Adeyeye listed some key responsibilities of CRIA agents to include product-specific testing, physical inspection, documentation verification, and reporting of failed or suspicious consignments.
“It is important to note that all NAFDAC-regulated products require CRIA processing, except those on the CRIA exemption list,” she said.
To further improve transparency, NAFDAC said it has launched a digital platform called PIDCARMS to process and verify all CRIA documentation and inspection reports electronically.
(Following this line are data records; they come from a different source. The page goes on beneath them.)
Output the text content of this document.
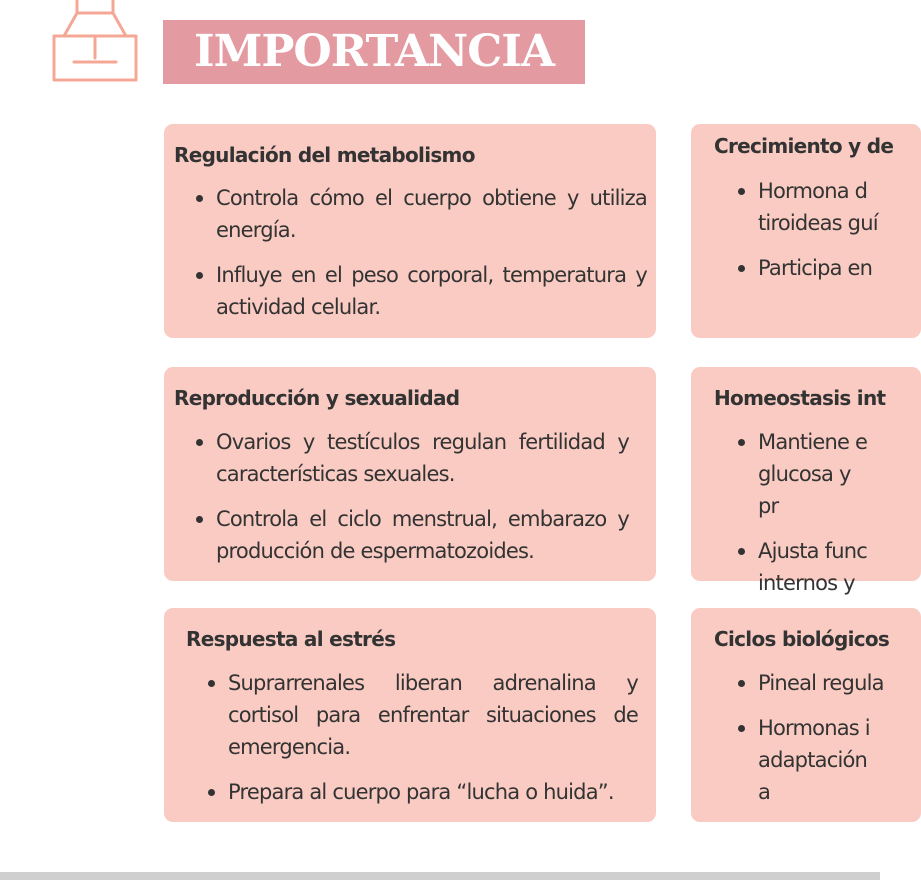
IMPORTANCIA
Regulación del metabolismo
Controla cómo el cuerpo obtiene y utiliza energía.
Influye en el peso corporal, temperatura y actividad celular.
Crecimiento y de
Hormona d tiroideas guí
Participa en
Reproducción y sexualidad
Ovarios y testículos regulan fertilidad y características sexuales.
Controla el ciclo menstrual, embarazo y producción de espermatozoides.
Homeostasis int
Mantiene e glucosa y pr
Ajusta func internos y
Respuesta al estrés
Suprarrenales liberan adrenalina y cortisol para enfrentar situaciones de emergencia.
Prepara al cuerpo para “lucha o huida”.
Ciclos biológicos
Pineal regula
Hormonas i adaptación a
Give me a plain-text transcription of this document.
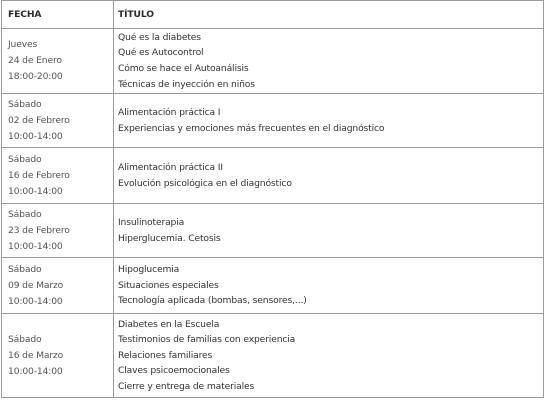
FECHA	TÍTULO

Jueves
24 de Enero
18:00-20:00	Qué es la diabetes
Qué es Autocontrol
Cómo se hace el Autoanálisis
Técnicas de inyección en niños

Sábado
02 de Febrero
10:00-14:00	Alimentación práctica I
Experiencias y emociones más frecuentes en el diagnóstico

Sábado
16 de Febrero
10:00-14:00	Alimentación práctica II
Evolución psicológica en el diagnóstico

Sábado
23 de Febrero
10:00-14:00	Insulinoterapia
Hiperglucemia. Cetosis

Sábado
09 de Marzo
10:00-14:00	Hipoglucemia
Situaciones especiales
Tecnología aplicada (bombas, sensores,...)

Sábado
16 de Marzo
10:00-14:00	Diabetes en la Escuela
Testimonios de familias con experiencia
Relaciones familiares
Claves psicoemocionales
Cierre y entrega de materiales
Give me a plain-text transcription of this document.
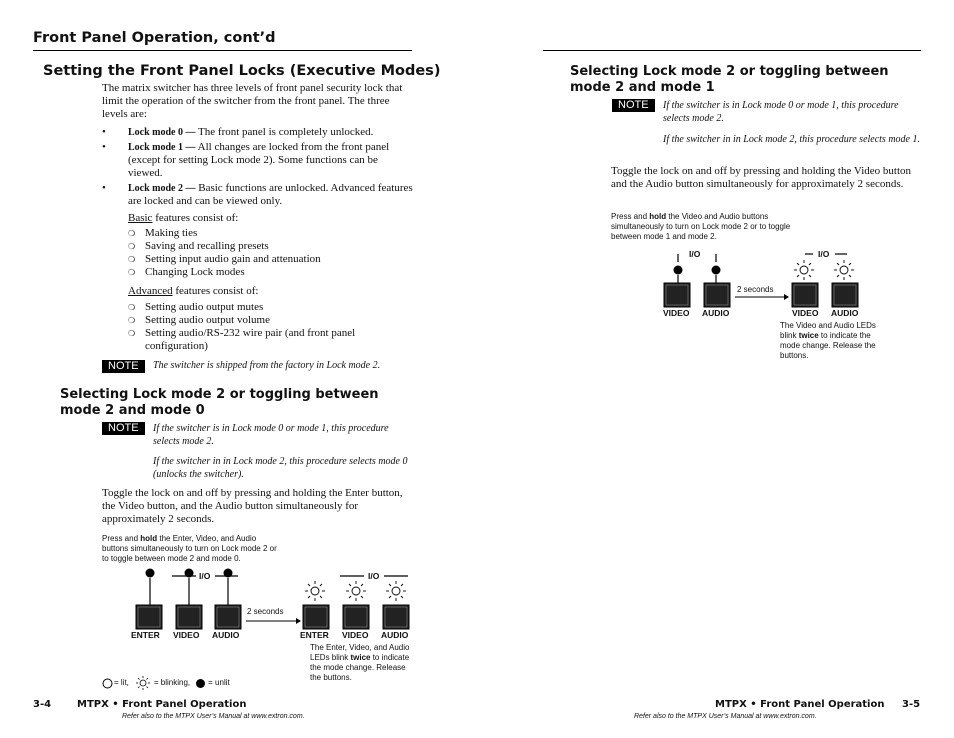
Front Panel Operation, cont’d
Setting the Front Panel Locks (Executive Modes)
The matrix switcher has three levels of front panel security lock that limit the operation of the switcher from the front panel. The three levels are:
• Lock mode 0 — The front panel is completely unlocked.
• Lock mode 1 — All changes are locked from the front panel (except for setting Lock mode 2). Some functions can be viewed.
• Lock mode 2 — Basic functions are unlocked. Advanced features are locked and can be viewed only.
Basic features consist of:
❍ Making ties
❍ Saving and recalling presets
❍ Setting input audio gain and attenuation
❍ Changing Lock modes
Advanced features consist of:
❍ Setting audio output mutes
❍ Setting audio output volume
❍ Setting audio/RS-232 wire pair (and front panel configuration)
NOTE	The switcher is shipped from the factory in Lock mode 2.
Selecting Lock mode 2 or toggling between mode 2 and mode 0
NOTE	If the switcher is in Lock mode 0 or mode 1, this procedure selects mode 2.
If the switcher in in Lock mode 2, this procedure selects mode 0 (unlocks the switcher).
Toggle the lock on and off by pressing and holding the Enter button, the Video button, and the Audio button simultaneously for approximately 2 seconds.
Press and hold the Enter, Video, and Audio buttons simultaneously to turn on Lock mode 2 or to toggle between mode 2 and mode 0.
I/O	I/O
2 seconds
ENTER VIDEO AUDIO	ENTER VIDEO AUDIO
The Enter, Video, and Audio LEDs blink twice to indicate the mode change. Release the buttons.
= lit,	= blinking, = unlit
3-4	MTPX • Front Panel Operation
Refer also to the MTPX User’s Manual at www.extron.com.
Selecting Lock mode 2 or toggling between mode 2 and mode 1
NOTE	If the switcher is in Lock mode 0 or mode 1, this procedure selects mode 2.
If the switcher in in Lock mode 2, this procedure selects mode 1.
Toggle the lock on and off by pressing and holding the Video button and the Audio button simultaneously for approximately 2 seconds.
Press and hold the Video and Audio buttons simultaneously to turn on Lock mode 2 or to toggle between mode 1 and mode 2.
I/O	I/O
2 seconds
VIDEO AUDIO	VIDEO AUDIO
The Video and Audio LEDs blink twice to indicate the mode change. Release the buttons.
MTPX • Front Panel Operation 3-5
Refer also to the MTPX User’s Manual at www.extron.com.
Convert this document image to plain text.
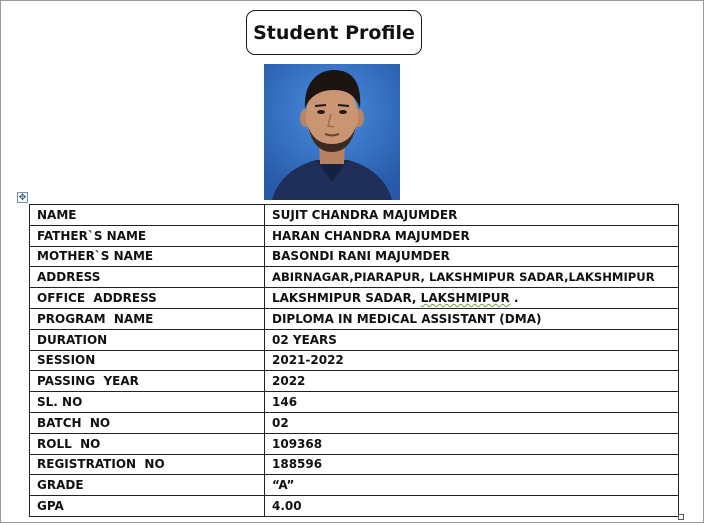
Student Profile
✥
NAME	SUJIT CHANDRA MAJUMDER
FATHER`S NAME	HARAN CHANDRA MAJUMDER
MOTHER`S NAME	BASONDI RANI MAJUMDER
ADDRESS	ABIRNAGAR,PIARAPUR, LAKSHMIPUR SADAR,LAKSHMIPUR
OFFICE  ADDRESS	LAKSHMIPUR SADAR, LAKSHMIPUR .
PROGRAM  NAME	DIPLOMA IN MEDICAL ASSISTANT (DMA)
DURATION	02 YEARS
SESSION	2021-2022
PASSING  YEAR	2022
SL. NO	146
BATCH  NO	02
ROLL  NO	109368
REGISTRATION  NO	188596
GRADE	“A”
GPA	4.00
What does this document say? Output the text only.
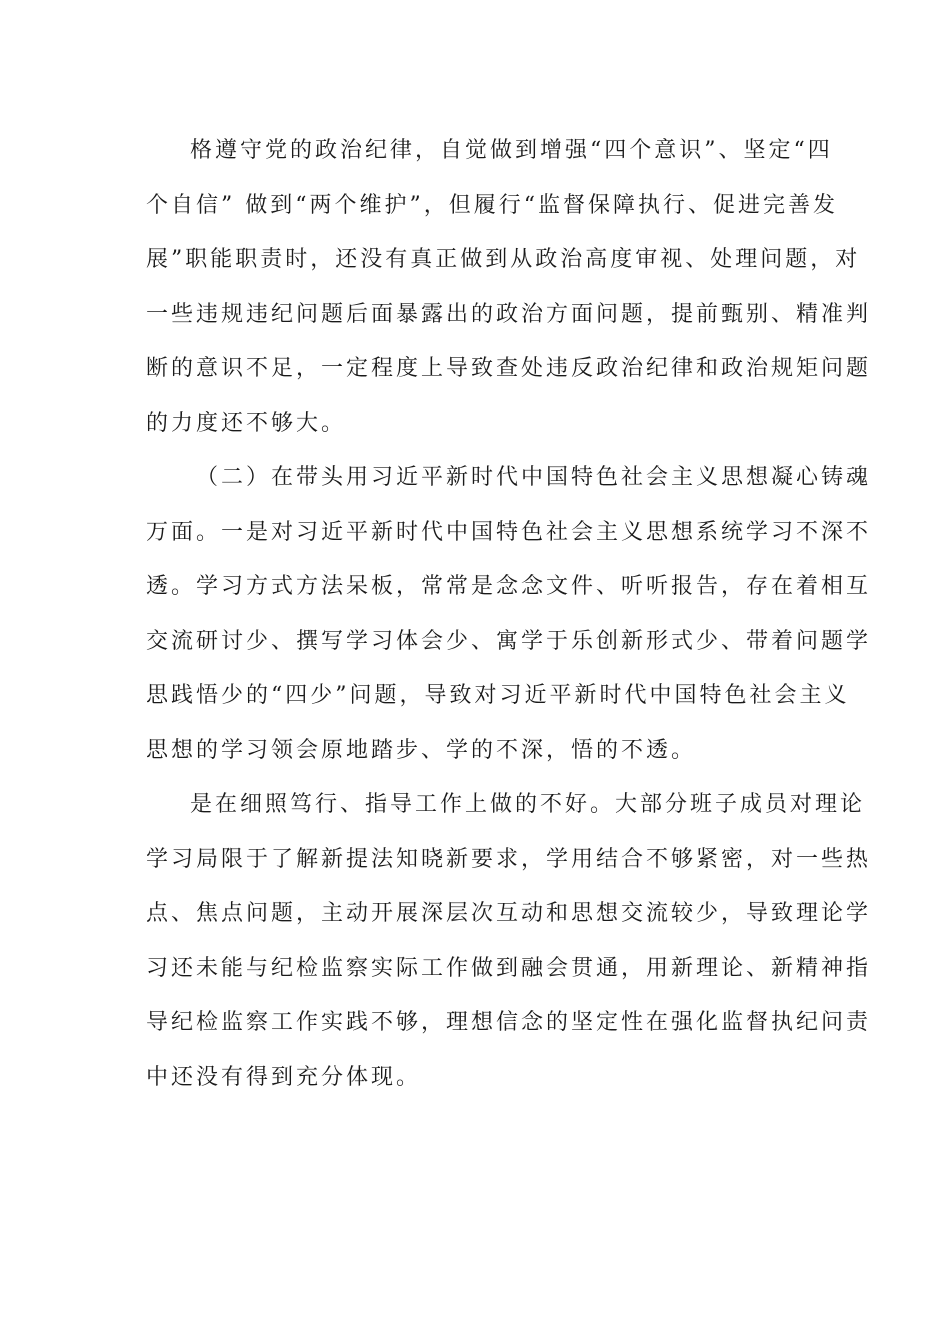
格遵守党的政治纪律，自觉做到增强“四个意识”、坚定“四
个自信” 做到“两个维护”，但履行“监督保障执行、促进完善发
展”职能职责时，还没有真正做到从政治高度审视、处理问题，对
一些违规违纪问题后面暴露出的政治方面问题，提前甄别、精准判
断的意识不足，一定程度上导致查处违反政治纪律和政治规矩问题
的力度还不够大。
（二）在带头用习近平新时代中国特色社会主义思想凝心铸魂
万面。一是对习近平新时代中国特色社会主义思想系统学习不深不
透。学习方式方法呆板，常常是念念文件、听听报告，存在着相互
交流研讨少、撰写学习体会少、寓学于乐创新形式少、带着问题学
思践悟少的“四少”问题，导致对习近平新时代中国特色社会主义
思想的学习领会原地踏步、学的不深，悟的不透。
是在细照笃行、指导工作上做的不好。大部分班子成员对理论
学习局限于了解新提法知晓新要求，学用结合不够紧密，对一些热
点、焦点问题，主动开展深层次互动和思想交流较少，导致理论学
习还未能与纪检监察实际工作做到融会贯通，用新理论、新精神指
导纪检监察工作实践不够，理想信念的坚定性在强化监督执纪问责
中还没有得到充分体现。
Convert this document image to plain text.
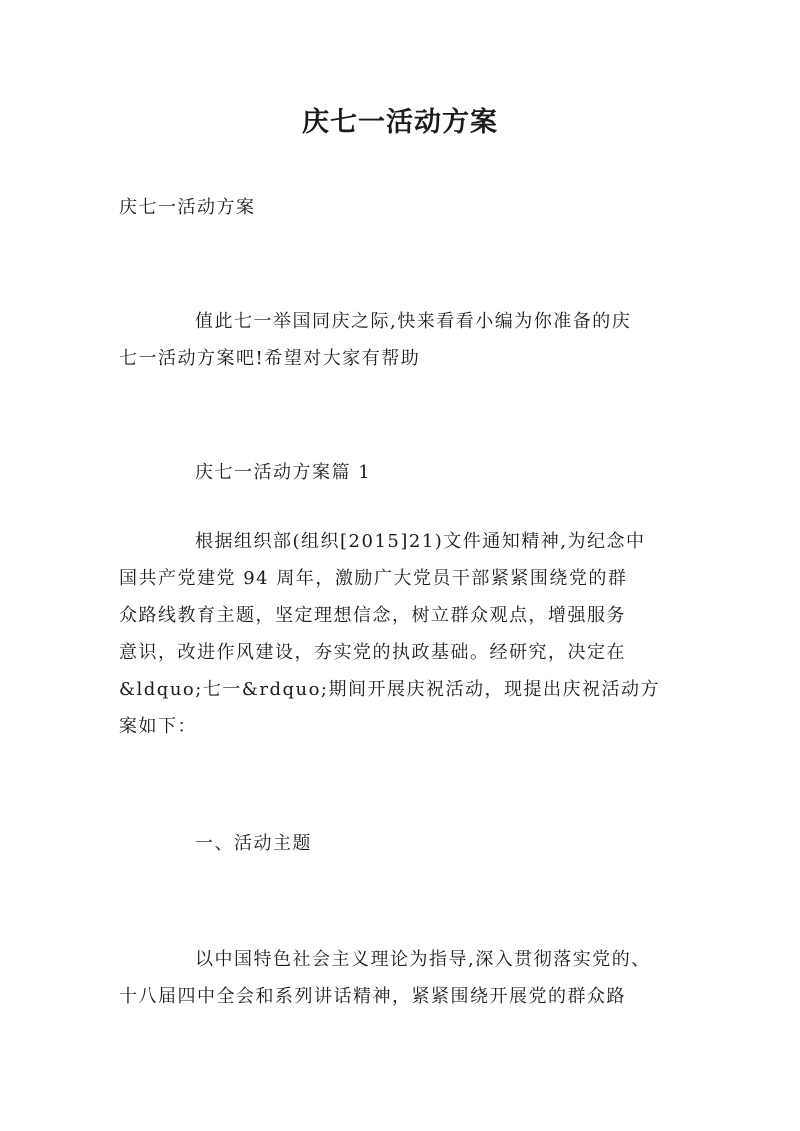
庆七一活动方案

庆七一活动方案

值此七一举国同庆之际,快来看看小编为你准备的庆
七一活动方案吧!希望对大家有帮助

庆七一活动方案篇 1

根据组织部(组织[2015]21)文件通知精神,为纪念中
国共产党建党 94 周年，激励广大党员干部紧紧围绕党的群
众路线教育主题，坚定理想信念，树立群众观点，增强服务
意识，改进作风建设，夯实党的执政基础。经研究，决定在
&ldquo;七一&rdquo;期间开展庆祝活动，现提出庆祝活动方
案如下：

一、活动主题

以中国特色社会主义理论为指导,深入贯彻落实党的、
十八届四中全会和系列讲话精神，紧紧围绕开展党的群众路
In her part, Vice President of Cotecna, Mrs Lena Sodergren praised the CRIA Scheme as the most comprehensive inspection programme in Africa and pledged Cotecna’s commitment to compliance and quality assurance.
“The collaboration between Cotecna and NAFDAC is a testament to shared commitment to consumer safety, product quality, and facilitation of international trade,” Sodergren said.
She described the scheme as unique in ensuring traceability and eliminating forged test reports, blacklisted products, and fake declarations.
Meanwhile, Director of NAFDAC’s Ports Inspection Directorate, Dr Olakunle Olaniran, disclosed that the agency has intercepted several regulated products through CRIA alerts, adding that sanctions have been imposed on those who tried to bypass the system.
Adeyeye also revealed that NAFDAC is working closely with the Indian government to ensure that medicines rejected at origin are not re-routed into Nigeria through backdoor channels.
“We want to know what happens to the medicines that we rejected in India and ensure that some unscrupulous Nigerians do not connive with their counterparts in India to smuggle the same products back into Nigeria through unorthodox means,” she stated.
NAFDAC urged all exporters and importers of regulated products to liaise only with recognised CRIA agents before shipping goods from India or China to Nigeria.